Judge Matthew Kacsmaryk of the U.S. District Court for the Northern District of Texas has struck down guidelines by the U.S. Equal Employment Opportunity Commission designed to protect against workplace harassment based on gender identity and sexual orientation.

The EEOC in April 2024 updated its guidelines to comply with the U.S. Supreme Court’s ruling in Bostock v. Clayton County (2020), which determined that discrimination against transgender people constituted sex-based discrimination as proscribed under Title VII of the Civil Rights Act of 1964.

To ensure compliance with the law, the agency recommended that employers honor their employees’ preferred pronouns while granting them access to bathrooms and allowing them to wear dress code-compliant clothing that aligns with their gender identities.
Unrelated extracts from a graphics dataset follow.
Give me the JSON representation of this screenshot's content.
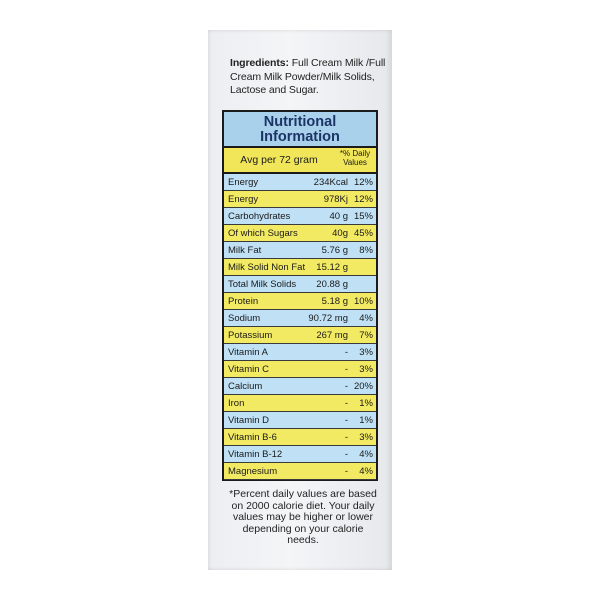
{
  "ingredients": {
    "label": "Ingredients:",
    "text": "Full Cream Milk /Full Cream Milk Powder/Milk Solids, Lactose and Sugar."
  },
  "nutrition": {
    "title_line1": "Nutritional",
    "title_line2": "Information",
    "header_left": "Avg per 72 gram",
    "header_right": "*% Daily Values",
    "rows": [
      {
        "name": "Energy",
        "amount": "234Kcal",
        "dv": "12%",
        "color": "blue"
      },
      {
        "name": "Energy",
        "amount": "978Kj",
        "dv": "12%",
        "color": "yellow"
      },
      {
        "name": "Carbohydrates",
        "amount": "40 g",
        "dv": "15%",
        "color": "blue"
      },
      {
        "name": "Of which Sugars",
        "amount": "40g",
        "dv": "45%",
        "color": "yellow"
      },
      {
        "name": "Milk Fat",
        "amount": "5.76 g",
        "dv": "8%",
        "color": "blue"
      },
      {
        "name": "Milk Solid Non Fat",
        "amount": "15.12 g",
        "dv": "",
        "color": "yellow"
      },
      {
        "name": "Total Milk Solids",
        "amount": "20.88 g",
        "dv": "",
        "color": "blue"
      },
      {
        "name": "Protein",
        "amount": "5.18 g",
        "dv": "10%",
        "color": "yellow"
      },
      {
        "name": "Sodium",
        "amount": "90.72 mg",
        "dv": "4%",
        "color": "blue"
      },
      {
        "name": "Potassium",
        "amount": "267 mg",
        "dv": "7%",
        "color": "yellow"
      },
      {
        "name": "Vitamin A",
        "amount": "-",
        "dv": "3%",
        "color": "blue"
      },
      {
        "name": "Vitamin C",
        "amount": "-",
        "dv": "3%",
        "color": "yellow"
      },
      {
        "name": "Calcium",
        "amount": "-",
        "dv": "20%",
        "color": "blue"
      },
      {
        "name": "Iron",
        "amount": "-",
        "dv": "1%",
        "color": "yellow"
      },
      {
        "name": "Vitamin D",
        "amount": "-",
        "dv": "1%",
        "color": "blue"
      },
      {
        "name": "Vitamin B-6",
        "amount": "-",
        "dv": "3%",
        "color": "yellow"
      },
      {
        "name": "Vitamin B-12",
        "amount": "-",
        "dv": "4%",
        "color": "blue"
      },
      {
        "name": "Magnesium",
        "amount": "-",
        "dv": "4%",
        "color": "yellow"
      }
    ]
  },
  "footnote": "*Percent daily values are based on 2000 calorie diet. Your daily values may be higher or lower depending on your calorie needs.",
  "colors": {
    "blue_row": "#bfe0f5",
    "yellow_row": "#f3ea63",
    "title_bg": "#a9d1ec",
    "title_text": "#1c3566"
  }
}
While the the guidelines are not legally binding, Kacsmaryk ruled that their issuance created “mandatory standards” exceeding the EEOC’s statutory authority that were “inconsistent with the text, history, and tradition of Title VII and recent Supreme Court precedent.”

“Title VII does not require employers or courts to blind themselves to the biological differences between men and women,” he wrote in the opinion.

The case, which was brought by the conservative think tank behind Project 2025, the Heritage Foundation, presents the greatest setback for LGBTQ inclusive workplace protections since President Donald Trump’s issuance of an executive order on the first day of his second term directing U.S. federal agencies to recognize only two genders as determined by birth sex.

Last month, top Democrats from both chambers of Congress reintroduced the Equality Act, which would codify LGBTQ-inclusive protections against discrimination into federal law, covering employment as well as areas like housing and jury service.